At the risk of being extremely annoying, let me entreat you to feel sympathy for the actors in Hollywood who are so outrageously beautiful that they never get a chance to show the depth of their theatrical talent.
Marilyn Monroe tried again and again to be taken seriously but never managed to escape her pin-up status, and while Paul Newman got to play a range of complex roles, according to him, strangers would still stop him in the street and rip off his sunglasses just to catch a glimpse of those dreamy blue eyes.
These are not the world’s most pressing problems, but you can see how it would be demoralising to be constantly passed over for jobs just because no one believes you can rise above your looks, and no one knows this better than Michelle Pfeiffer, who found herself typecast early on because she has one of the most beautiful faces to ever fill a cinema screen.
She got her start in show business by winning Miss Orange County in 1978, and went on to secure small roles on television before landing her breakout part in Grease 2. These early milestones could easily have led to a career like Pamela Anderson’s, in which Pfeiffer would have been stuck in eye candy hell until making a mad dash for the exit in her 50s, but instead, she got an acting coach who believed that she could play whatever role she wanted to.
It wasn’t easy, though, when she practically had to force her way into the room with Brian De Palma to land her next breakout role in Scarface in 1983, and it would take another five years before she finally felt like she was able to show her real skills.
Until then, she was always cast as glamorous, even goddess-like figures, and through it all, her acting coach insisted that she wasn’t destined to be a generic leading lady. “She’s the one who told me that I was a character actress,” Pfeiffer said in a 1993 interview with Deseret News.
By the time 1988 rolled around, Pfeiffer was more than ready to prove that she was more than just a glamorous star. “I really think Married to the Mob broke that [image] because it was such a departure that it really shattered the whole thing,” she explained, adding that she had always wanted to work with Jonathan Demme and had loved the script.
Married to the Mob stars her as a disillusioned gangster’s wife who, upon the murder of her husband, tries to flee from his boss and start a new life with her son. It’s a comedy that sees Pfeiffer go from bored but glamorous housewife to hard-working single mother living in a dingy flat and trying to scrape by, and while she made the most of the role, in terms of complexity, it wasn’t exactly Lady Macbeth or Blanche DuBois.

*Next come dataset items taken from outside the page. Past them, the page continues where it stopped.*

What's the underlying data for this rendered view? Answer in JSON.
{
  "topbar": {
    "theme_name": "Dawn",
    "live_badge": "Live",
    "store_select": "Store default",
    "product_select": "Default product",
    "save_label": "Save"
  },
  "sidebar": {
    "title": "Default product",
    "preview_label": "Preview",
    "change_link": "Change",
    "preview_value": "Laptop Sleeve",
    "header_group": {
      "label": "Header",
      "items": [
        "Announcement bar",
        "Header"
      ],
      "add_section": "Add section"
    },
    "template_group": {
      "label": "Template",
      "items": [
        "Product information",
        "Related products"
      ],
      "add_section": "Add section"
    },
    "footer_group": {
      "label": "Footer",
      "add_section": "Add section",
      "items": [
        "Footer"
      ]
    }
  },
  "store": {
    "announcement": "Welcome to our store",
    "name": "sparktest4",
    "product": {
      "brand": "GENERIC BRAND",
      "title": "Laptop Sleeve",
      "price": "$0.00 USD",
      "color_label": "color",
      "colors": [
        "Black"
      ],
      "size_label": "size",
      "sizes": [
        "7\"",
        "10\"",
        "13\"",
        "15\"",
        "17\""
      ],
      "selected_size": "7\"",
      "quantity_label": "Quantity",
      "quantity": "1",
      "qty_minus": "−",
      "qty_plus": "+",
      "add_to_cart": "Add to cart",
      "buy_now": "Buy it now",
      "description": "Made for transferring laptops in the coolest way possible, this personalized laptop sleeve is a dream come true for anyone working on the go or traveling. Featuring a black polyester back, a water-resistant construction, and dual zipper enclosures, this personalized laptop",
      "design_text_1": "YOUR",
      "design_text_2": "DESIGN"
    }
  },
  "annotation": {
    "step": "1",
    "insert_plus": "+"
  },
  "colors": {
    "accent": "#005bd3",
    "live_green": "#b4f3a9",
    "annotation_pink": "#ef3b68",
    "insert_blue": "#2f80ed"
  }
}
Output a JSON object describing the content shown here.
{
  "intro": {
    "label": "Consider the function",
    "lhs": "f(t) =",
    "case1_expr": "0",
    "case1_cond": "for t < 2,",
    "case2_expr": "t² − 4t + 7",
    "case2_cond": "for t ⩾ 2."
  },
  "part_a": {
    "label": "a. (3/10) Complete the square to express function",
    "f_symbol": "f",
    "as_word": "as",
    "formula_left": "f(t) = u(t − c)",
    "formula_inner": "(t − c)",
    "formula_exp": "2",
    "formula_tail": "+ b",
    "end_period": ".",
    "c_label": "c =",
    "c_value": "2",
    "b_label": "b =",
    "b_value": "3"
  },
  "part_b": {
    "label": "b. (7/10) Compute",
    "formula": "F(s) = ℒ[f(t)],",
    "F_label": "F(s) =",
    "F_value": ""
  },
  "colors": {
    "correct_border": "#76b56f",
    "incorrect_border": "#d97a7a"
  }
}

In the years since, Pfeiffer has been able to take on meatier roles, earning an Oscar nomination for her turn as a lounge singer in the 1989 musical The Fabulous Baker Boys, in which she fully embraced her inherent glamour while plumbing the depths of her character’s emotions. It’s also worth singling out her performance in Mother!, Darren Aronofsky’s unhinged biblical allegory about climate change, apparently, in which she managed to be the only actor who seemed to know what she was doing.